On this particular tune, it’s the sampled drums of one Idris Muhammad which provide that moment of ecstasy, soloing on a track called Joe Splivingates from David Young’s self-titled 1971 album. He opens, does Idris, after some static courtesy of the Alan Parson’s Project, with the most delicate of touches, tickling the hi-hats, beneath (above? alongside?) Jimmy Heath’s tenor sax, and a minute in, after some quietly imploring vocals from Shawn Philips, pauses ponderously, so languid a pause, before pounding the skins, insistently, setting the tempo that will carry for the rest of the tune.

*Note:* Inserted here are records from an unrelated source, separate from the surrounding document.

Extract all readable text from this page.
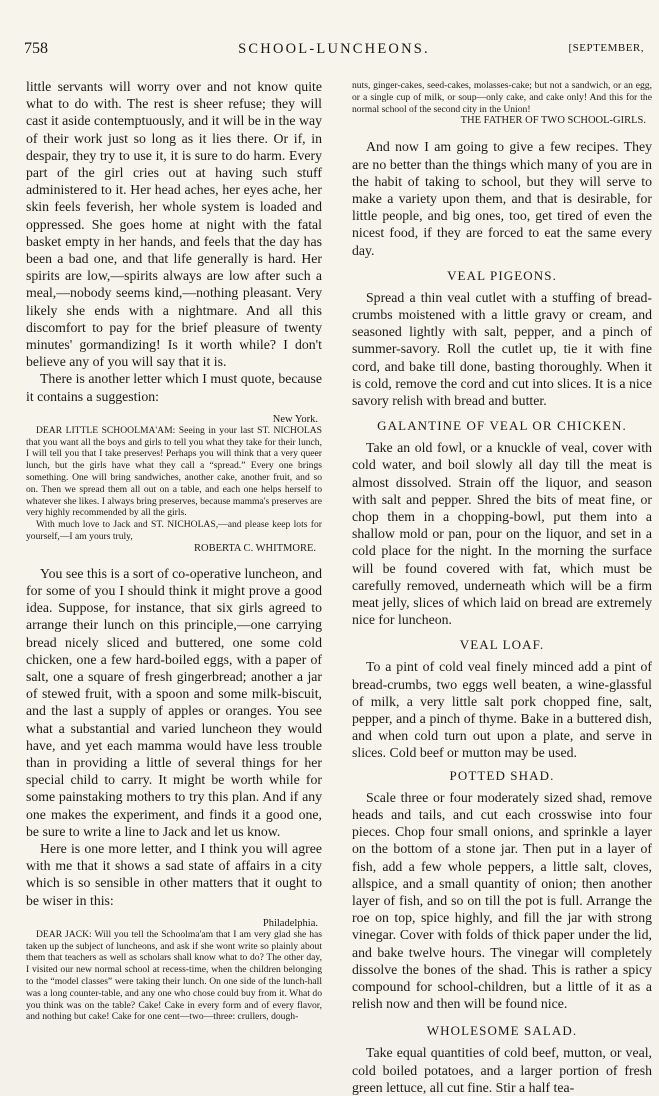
758	SCHOOL-LUNCHEONS.	[SEPTEMBER,

little servants will worry over and not know quite what to do with. The rest is sheer refuse; they will cast it aside contemptuously, and it will be in the way of their work just so long as it lies there. Or if, in despair, they try to use it, it is sure to do harm. Every part of the girl cries out at having such stuff administered to it. Her head aches, her eyes ache, her skin feels feverish, her whole system is loaded and oppressed. She goes home at night with the fatal basket empty in her hands, and feels that the day has been a bad one, and that life generally is hard. Her spirits are low,—spirits always are low after such a meal,—nobody seems kind,—nothing pleasant. Very likely she ends with a nightmare. And all this discomfort to pay for the brief pleasure of twenty minutes' gormandizing! Is it worth while? I don't believe any of you will say that it is.

There is another letter which I must quote, because it contains a suggestion:

New York.

DEAR LITTLE SCHOOLMA'AM: Seeing in your last ST. NICHOLAS that you want all the boys and girls to tell you what they take for their lunch, I will tell you that I take preserves! Perhaps you will think that a very queer lunch, but the girls have what they call a “spread.” Every one brings something. One will bring sandwiches, another cake, another fruit, and so on. Then we spread them all out on a table, and each one helps herself to whatever she likes. I always bring preserves, because mamma's preserves are very highly recommended by all the girls.

With much love to Jack and ST. NICHOLAS,—and please keep lots for yourself,—I am yours truly,

ROBERTA C. WHITMORE.

You see this is a sort of co-operative luncheon, and for some of you I should think it might prove a good idea. Suppose, for instance, that six girls agreed to arrange their lunch on this principle,—one carrying bread nicely sliced and buttered, one some cold chicken, one a few hard-boiled eggs, with a paper of salt, one a square of fresh gingerbread; another a jar of stewed fruit, with a spoon and some milk-biscuit, and the last a supply of apples or oranges. You see what a substantial and varied luncheon they would have, and yet each mamma would have less trouble than in providing a little of several things for her special child to carry. It might be worth while for some painstaking mothers to try this plan. And if any one makes the experiment, and finds it a good one, be sure to write a line to Jack and let us know.

Here is one more letter, and I think you will agree with me that it shows a sad state of affairs in a city which is so sensible in other matters that it ought to be wiser in this:

Philadelphia.

DEAR JACK: Will you tell the Schoolma'am that I am very glad she has taken up the subject of luncheons, and ask if she wont write so plainly about them that teachers as well as scholars shall know what to do? The other day, I visited our new normal school at recess-time, when the children belonging to the “model classes” were taking their lunch. On one side of the lunch-hall was a long counter-table, and any one who chose could buy from it. What do you think was on the table? Cake! Cake in every form and of every flavor, and nothing but cake! Cake for one cent—two—three: crullers, dough-

nuts, ginger-cakes, seed-cakes, molasses-cake; but not a sandwich, or an egg, or a single cup of milk, or soup—only cake, and cake only! And this for the normal school of the second city in the Union!

THE FATHER OF TWO SCHOOL-GIRLS.

And now I am going to give a few recipes. They are no better than the things which many of you are in the habit of taking to school, but they will serve to make a variety upon them, and that is desirable, for little people, and big ones, too, get tired of even the nicest food, if they are forced to eat the same every day.

VEAL PIGEONS.

Spread a thin veal cutlet with a stuffing of bread-crumbs moistened with a little gravy or cream, and seasoned lightly with salt, pepper, and a pinch of summer-savory. Roll the cutlet up, tie it with fine cord, and bake till done, basting thoroughly. When it is cold, remove the cord and cut into slices. It is a nice savory relish with bread and butter.

GALANTINE OF VEAL OR CHICKEN.

Take an old fowl, or a knuckle of veal, cover with cold water, and boil slowly all day till the meat is almost dissolved. Strain off the liquor, and season with salt and pepper. Shred the bits of meat fine, or chop them in a chopping-bowl, put them into a shallow mold or pan, pour on the liquor, and set in a cold place for the night. In the morning the surface will be found covered with fat, which must be carefully removed, underneath which will be a firm meat jelly, slices of which laid on bread are extremely nice for luncheon.

VEAL LOAF.

To a pint of cold veal finely minced add a pint of bread-crumbs, two eggs well beaten, a wine-glassful of milk, a very little salt pork chopped fine, salt, pepper, and a pinch of thyme. Bake in a buttered dish, and when cold turn out upon a plate, and serve in slices. Cold beef or mutton may be used.

POTTED SHAD.

Scale three or four moderately sized shad, remove heads and tails, and cut each crosswise into four pieces. Chop four small onions, and sprinkle a layer on the bottom of a stone jar. Then put in a layer of fish, add a few whole peppers, a little salt, cloves, allspice, and a small quantity of onion; then another layer of fish, and so on till the pot is full. Arrange the roe on top, spice highly, and fill the jar with strong vinegar. Cover with folds of thick paper under the lid, and bake twelve hours. The vinegar will completely dissolve the bones of the shad. This is rather a spicy compound for school-children, but a little of it as a relish now and then will be found nice.

WHOLESOME SALAD.

Take equal quantities of cold beef, mutton, or veal, cold boiled potatoes, and a larger portion of fresh green lettuce, all cut fine. Stir a half tea-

Blue Sky Revisit is a most exquisite example of layers in music, the ethereal, choral like voices that colour the background a mere snippet of a folk tune from The Growing Concern’s Edge of Time. Four minutes in and Shadow encloses the circle, returning to where he began (perhaps in deference to his source material), though not quite. A chink of light spews forth a chewed up piece of cassette tape, which in turn precedes the renewed drum roll and some deft turntablism.
But the magic is to follow, the build up worth the weight. Never much of a fan of turntablism myself, DJ Shadow enlivens it with some soul, scratching in what sounds eerily like a voice, constricted and restrained but almost escaping, and a heart beat, when he magically matches the beat of Idris Muhammad’s drums with that of the scratching. It lasts no more than a few seconds but that takes nothing away from its lasting effects. All of a sudden, the build up, the samples layered atop one another in the preceding five minutes make sense. The clarity of vision and execution is astonishing. It encapsulates, as does the whole album, the life (fantastical) that the mere mention of the word ‘California’ suggests.
For all its acclaim, for all the praise it has received since its release in 1996 up to the latest Amazon reviews, there remains the lingering suspicion that Entroducing is not quite considered as it should be. Perhaps that’s down to Josh Davis’ chosen moniker containing the culturally connotative (negative) ‘DJ’; no doubt being tagged as hip-hop (as Shadow did himself) didn’t help either. Be it hip-hop, be it jazz, be it whatever, it is (for me) a sympathique progression, or accompaniment, or joining of the dots to Coltrane, Miles and the like. A continuation.